YEKATERINBURG, Russia (Reuters) - Exiled economist Sergei Guriev turned down President Vladimir Putin's invitation on Tuesday to return to Russia, saying he preferred freedom to the prospect of further harassment at the hands of federal investigators.
Guriev, a leading economist well known to foreign investors, confirmed last week that he had joined his family in France after hostile questioning by officers from the Investigative Committee, Russia's answer to the American FBI.
The case has gained publicity because of Guriev's high-profile role as an adviser and speechwriter to Prime Minister Dmitry Medvedev, who switched roles with Putin on the latter's return to the presidency just over a year ago.

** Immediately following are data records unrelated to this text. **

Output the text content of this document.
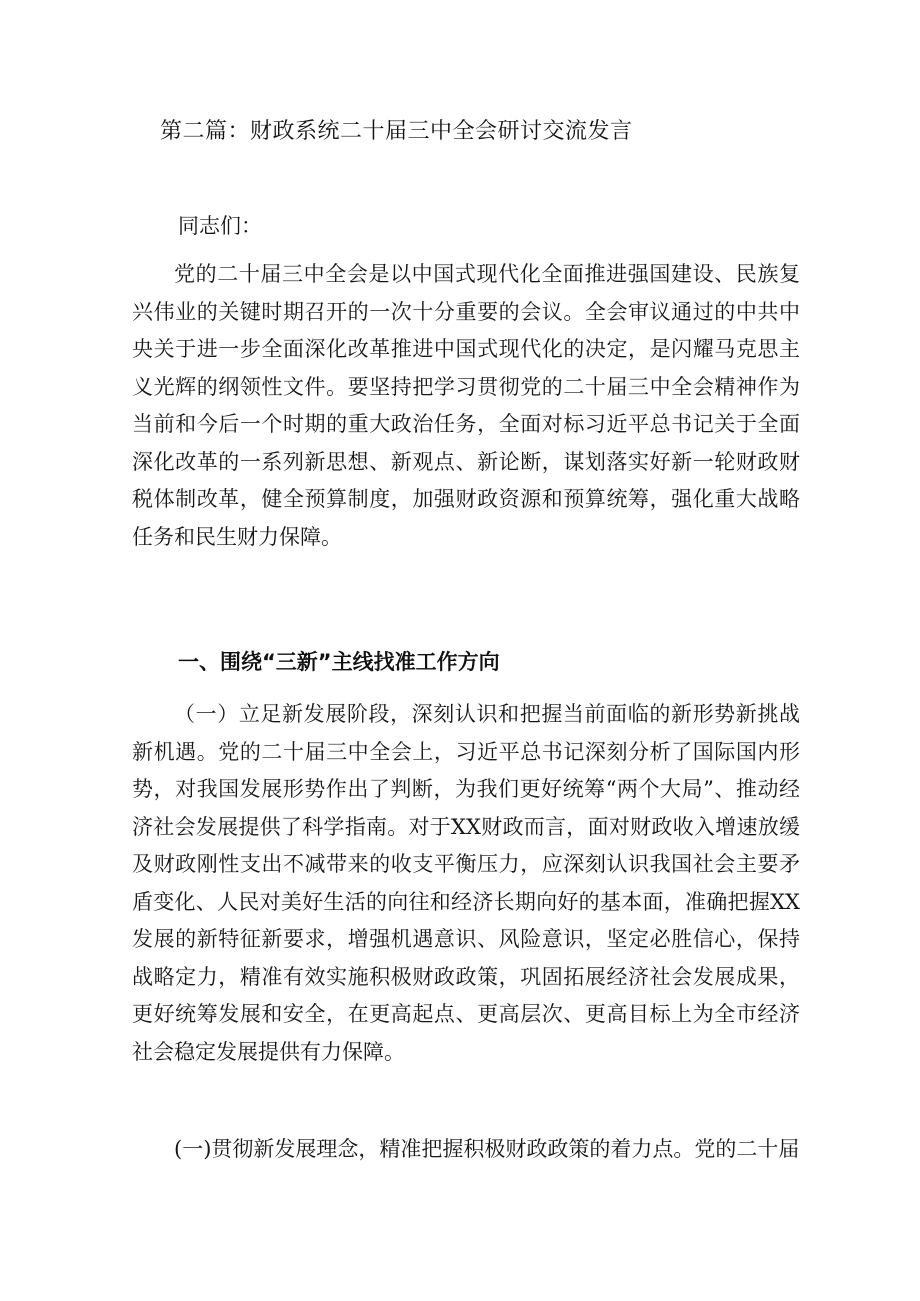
第二篇：财政系统二十届三中全会研讨交流发言
同志们：

党的二十届三中全会是以中国式现代化全面推进强国建设、民族复兴伟业的关键时期召开的一次十分重要的会议。全会审议通过的中共中央关于进一步全面深化改革推进中国式现代化的决定，是闪耀马克思主义光辉的纲领性文件。要坚持把学习贯彻党的二十届三中全会精神作为当前和今后一个时期的重大政治任务，全面对标习近平总书记关于全面深化改革的一系列新思想、新观点、新论断，谋划落实好新一轮财政财税体制改革，健全预算制度，加强财政资源和预算统筹，强化重大战略任务和民生财力保障。

一、围绕“三新”主线找准工作方向

（一）立足新发展阶段，深刻认识和把握当前面临的新形势新挑战新机遇。党的二十届三中全会上，习近平总书记深刻分析了国际国内形势，对我国发展形势作出了判断，为我们更好统筹“两个大局”、推动经济社会发展提供了科学指南。对于XX财政而言，面对财政收入增速放缓及财政刚性支出不减带来的收支平衡压力，应深刻认识我国社会主要矛盾变化、人民对美好生活的向往和经济长期向好的基本面，准确把握XX发展的新特征新要求，增强机遇意识、风险意识，坚定必胜信心，保持战略定力，精准有效实施积极财政政策，巩固拓展经济社会发展成果，更好统筹发展和安全，在更高起点、更高层次、更高目标上为全市经济社会稳定发展提供有力保障。

(一)贯彻新发展理念，精准把握积极财政政策的着力点。党的二十届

Guriev has also been an outspoken critic of corruption among Russia's political elite, and his supporters have portrayed his departure as a sign of a growing clampdown on groups and individuals that are independent or critical of the Kremlin.

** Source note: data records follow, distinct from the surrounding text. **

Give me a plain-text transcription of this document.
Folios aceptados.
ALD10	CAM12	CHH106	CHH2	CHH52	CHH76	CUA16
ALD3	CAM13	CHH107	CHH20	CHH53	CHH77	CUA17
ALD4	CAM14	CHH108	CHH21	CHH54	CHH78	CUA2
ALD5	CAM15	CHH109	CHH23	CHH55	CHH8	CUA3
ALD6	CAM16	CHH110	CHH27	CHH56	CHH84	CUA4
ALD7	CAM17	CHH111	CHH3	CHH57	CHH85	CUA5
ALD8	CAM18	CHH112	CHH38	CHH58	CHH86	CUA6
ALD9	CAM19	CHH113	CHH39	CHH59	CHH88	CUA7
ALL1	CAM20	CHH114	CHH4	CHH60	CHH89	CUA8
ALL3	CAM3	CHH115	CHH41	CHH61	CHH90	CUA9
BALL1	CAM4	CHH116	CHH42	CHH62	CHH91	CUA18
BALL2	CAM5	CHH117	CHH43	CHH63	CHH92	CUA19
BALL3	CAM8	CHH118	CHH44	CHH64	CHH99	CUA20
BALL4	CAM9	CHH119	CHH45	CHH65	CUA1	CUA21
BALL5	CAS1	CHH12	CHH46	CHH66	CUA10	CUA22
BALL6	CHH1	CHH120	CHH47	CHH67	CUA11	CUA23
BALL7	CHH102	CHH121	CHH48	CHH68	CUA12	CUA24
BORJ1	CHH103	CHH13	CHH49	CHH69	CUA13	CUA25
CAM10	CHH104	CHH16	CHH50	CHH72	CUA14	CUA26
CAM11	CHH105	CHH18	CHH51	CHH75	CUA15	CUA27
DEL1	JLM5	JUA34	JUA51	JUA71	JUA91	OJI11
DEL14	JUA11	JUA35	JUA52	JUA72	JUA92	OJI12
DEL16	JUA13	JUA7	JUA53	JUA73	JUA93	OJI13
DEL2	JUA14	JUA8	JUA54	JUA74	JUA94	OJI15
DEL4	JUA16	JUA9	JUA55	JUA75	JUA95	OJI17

Putin, speaking at a Russia-European Union summit, said the story had been overblown and that Guriev would be welcome to return home to Russia.

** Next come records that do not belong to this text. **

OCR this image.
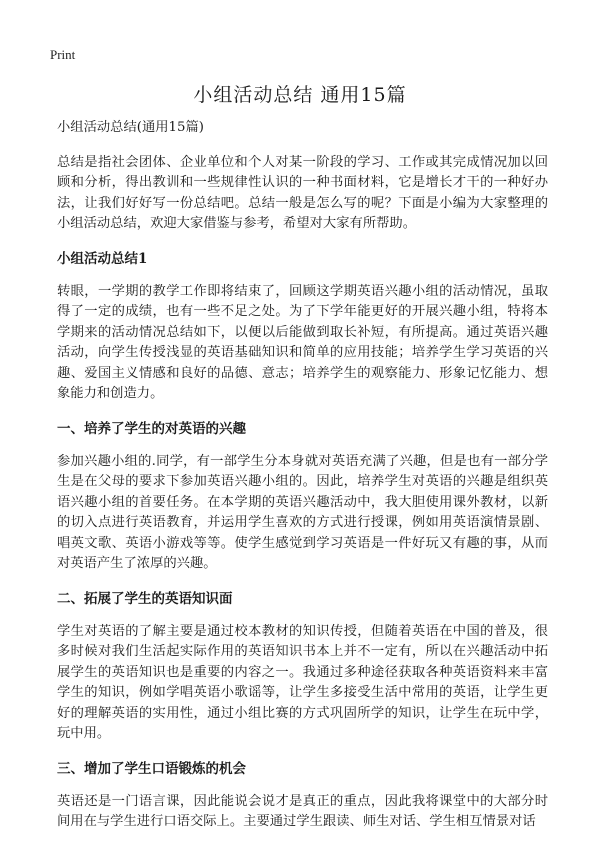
Print
小组活动总结 通用15篇

小组活动总结(通用15篇)

总结是指社会团体、企业单位和个人对某一阶段的学习、工作或其完成情况加以回顾和分析，得出教训和一些规律性认识的一种书面材料，它是增长才干的一种好办法，让我们好好写一份总结吧。总结一般是怎么写的呢？下面是小编为大家整理的小组活动总结，欢迎大家借鉴与参考，希望对大家有所帮助。

小组活动总结1

转眼，一学期的教学工作即将结束了，回顾这学期英语兴趣小组的活动情况，虽取得了一定的成绩，也有一些不足之处。为了下学年能更好的开展兴趣小组，特将本学期来的活动情况总结如下，以便以后能做到取长补短，有所提高。通过英语兴趣活动，向学生传授浅显的英语基础知识和简单的应用技能；培养学生学习英语的兴趣、爱国主义情感和良好的品德、意志；培养学生的观察能力、形象记忆能力、想象能力和创造力。

一、培养了学生的对英语的兴趣

参加兴趣小组的.同学，有一部学生分本身就对英语充满了兴趣，但是也有一部分学生是在父母的要求下参加英语兴趣小组的。因此，培养学生对英语的兴趣是组织英语兴趣小组的首要任务。在本学期的英语兴趣活动中，我大胆使用课外教材，以新的切入点进行英语教育，并运用学生喜欢的方式进行授课，例如用英语演情景剧、唱英文歌、英语小游戏等等。使学生感觉到学习英语是一件好玩又有趣的事，从而对英语产生了浓厚的兴趣。

二、拓展了学生的英语知识面

学生对英语的了解主要是通过校本教材的知识传授，但随着英语在中国的普及，很多时候对我们生活起实际作用的英语知识书本上并不一定有，所以在兴趣活动中拓展学生的英语知识也是重要的内容之一。我通过多种途径获取各种英语资料来丰富学生的知识，例如学唱英语小歌谣等，让学生多接受生活中常用的英语，让学生更好的理解英语的实用性，通过小组比赛的方式巩固所学的知识，让学生在玩中学，玩中用。

三、增加了学生口语锻炼的机会

英语还是一门语言课，因此能说会说才是真正的重点，因此我将课堂中的大部分时间用在与学生进行口语交际上。主要通过学生跟读、师生对话、学生相互情景对话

"Nobody threatened him," Putin told a news conference in the Urals city of Yekaterinburg. "If he wants to return, let him return."
Guriev, who stepped down last week as rector of Moscow's prestigious New Economic School, said Putin's assurances were not enough to make him change his mind after he faced intrusive questioning as a witness in an investigation into Mikhail Khodorkovsky, the oil tycoon who was jailed for fraud in 2005.
The liberal economist co-authored a report to Medvedev's human rights council that was critical of Khodorkovsky's second conviction in 2010.
"I think it is safer for me to be a free person and not to return," Guriev, 41, said in an email exchange.
"(Putin) said I am a free person to return if I like. I have heard that he said that before - (but the Investigative Committee's) work and threats continued and even intensified after that."
Russian opposition leader and former world chess champion Garry Kasparov, who was in Geneva to pick up a human rights prize, said he too was staying out of Russia.
"I kept travelling back and forth until late February when it became clear that I might be part of this ongoing investigation of the activities of the political protestors," he said at a press conference.
"Right now I have serious doubts that if I return to Moscow I will be able to travel back. So for the time being I refrain from returning to Russia."